Final answer:
The slope of line segment DC cannot be determined without the specific coordinates. The slope of a line is a measure of its steepness, defined as the vertical change divided by the horizontal change between any two points on the line. For linear equations of the form y = mx + b, 'm' is the slope and 'b' is the y-intercept.
Step-by-step explanation:
To find the slope of line segment DC, you would need two points on the line segment (D and C) and their coordinates. If you know these coordinates, you can use the slope formula, which is (change in y)/(change in x) or (y2 - y1)/(x2 - x1). However, since the exact coordinates are not provided for points D and C, we cannot calculate the specific slope of line segment DC. Instead, let's explore how slope works generally, using the information from Figure A1.
According to Figure A1, the slope of a line is the ratio of the vertical change (rise) to the horizontal change (run) between any two points on the line. The slope is constant throughout the entire length of a straight line. For example, if a line has a slope of 3, as in the figure, this means there is a vertical rise of 3 units for every 1 unit of horizontal increase.
For a line represented by a linear equation such as y = mx + b, m represents the slope and b represents the y-intercept.
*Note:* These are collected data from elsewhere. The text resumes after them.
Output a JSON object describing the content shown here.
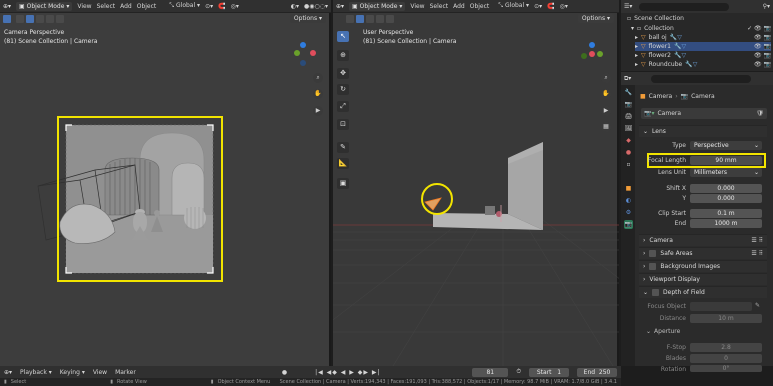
{
  "left_viewport": {
    "header": {
      "mode": "Object Mode",
      "menus": [
        "View",
        "Select",
        "Add",
        "Object"
      ],
      "transform": "Global",
      "options": "Options"
    },
    "title": "Camera Perspective",
    "subtitle": "(81) Scene Collection | Camera"
  },
  "right_viewport": {
    "header": {
      "mode": "Object Mode",
      "menus": [
        "View",
        "Select",
        "Add",
        "Object"
      ],
      "transform": "Global",
      "options": "Options"
    },
    "title": "User Perspective",
    "subtitle": "(81) Scene Collection | Camera"
  },
  "outliner": {
    "scene_collection": "Scene Collection",
    "collection": "Collection",
    "items": [
      "ball oj",
      "flower1",
      "flower2",
      "Roundcube"
    ]
  },
  "properties": {
    "breadcrumb": [
      "Camera",
      "Camera"
    ],
    "datablock": "Camera",
    "lens_section": "Lens",
    "type_label": "Type",
    "type_value": "Perspective",
    "focal_label": "Focal Length",
    "focal_value": "90 mm",
    "lens_unit_label": "Lens Unit",
    "lens_unit_value": "Millimeters",
    "shift_x_label": "Shift X",
    "shift_x_value": "0.000",
    "shift_y_label": "Y",
    "shift_y_value": "0.000",
    "clip_start_label": "Clip Start",
    "clip_start_value": "0.1 m",
    "clip_end_label": "End",
    "clip_end_value": "1000 m",
    "sections": [
      "Camera",
      "Safe Areas",
      "Background Images",
      "Viewport Display",
      "Depth of Field"
    ],
    "focus_object_label": "Focus Object",
    "distance_label": "Distance",
    "distance_value": "10 m",
    "aperture_label": "Aperture",
    "fstop_label": "F-Stop",
    "fstop_value": "2.8",
    "blades_label": "Blades",
    "blades_value": "0",
    "rotation_label": "Rotation",
    "rotation_value": "0°"
  },
  "timeline": {
    "menus": [
      "Playback",
      "Keying",
      "View",
      "Marker"
    ],
    "current_frame": "81",
    "start_label": "Start",
    "start_value": "1",
    "end_label": "End",
    "end_value": "250"
  },
  "statusbar": {
    "select": "Select",
    "rotate": "Rotate View",
    "context": "Object Context Menu",
    "stats": "Scene Collection | Camera | Verts:194,343 | Faces:191,093 | Tris:388,572 | Objects:1/17 | Memory: 98.7 MiB | VRAM: 1.7/8.0 GiB | 3.4.1"
  },
  "colors": {
    "highlight": "#f2e400",
    "accent": "#4772b3"
  }
}
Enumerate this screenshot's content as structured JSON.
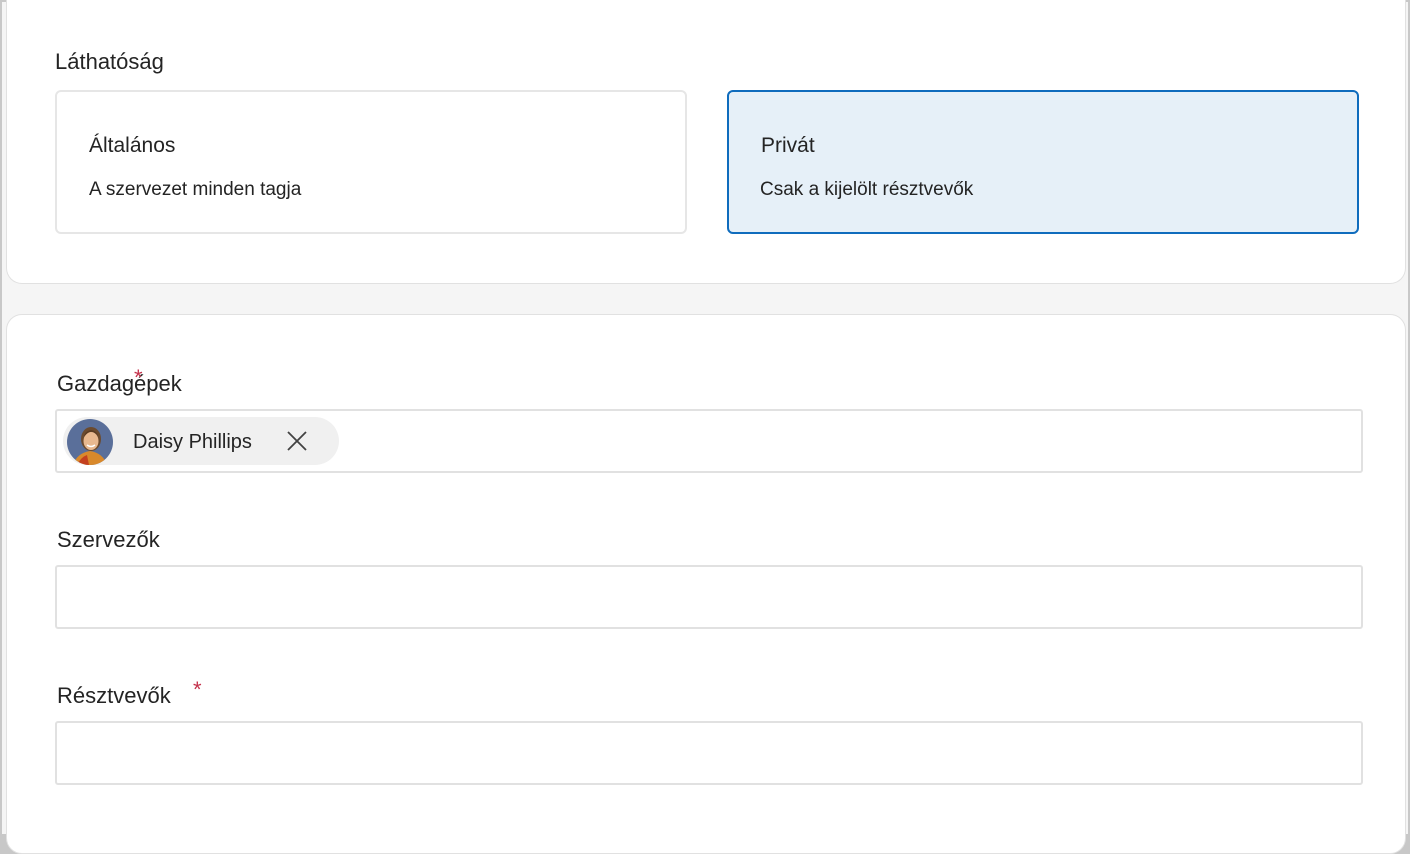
{
  "visibility": {
    "label": "Láthatóság",
    "options": [
      {
        "title": "Általános",
        "description": "A szervezet minden tagja",
        "selected": false
      },
      {
        "title": "Privát",
        "description": "Csak a kijelölt résztvevők",
        "selected": true
      }
    ]
  },
  "hosts": {
    "label": "Gazdagépek",
    "required_marker": "*",
    "chips": [
      {
        "name": "Daisy Phillips"
      }
    ]
  },
  "organizers": {
    "label": "Szervezők",
    "value": ""
  },
  "attendees": {
    "label": "Résztvevők",
    "required_marker": "*",
    "value": ""
  },
  "colors": {
    "accent": "#0f6cbd",
    "selected_bg": "#e6f0f8",
    "required": "#c4314b"
  }
}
Given that the y-intercept is where the line crosses the y-axis, figure A1 shows a y-intercept of 9. The slope is the m value of 3, meaning the line rises 3 units for every 1 unit it moves horizontally.
As for the practice test question regarding which equations are linear, options A, y = -3x, and B, y = 0.2 +0.74x, represent linear equations because they can be written in the form y = mx + b, where m and b are constants.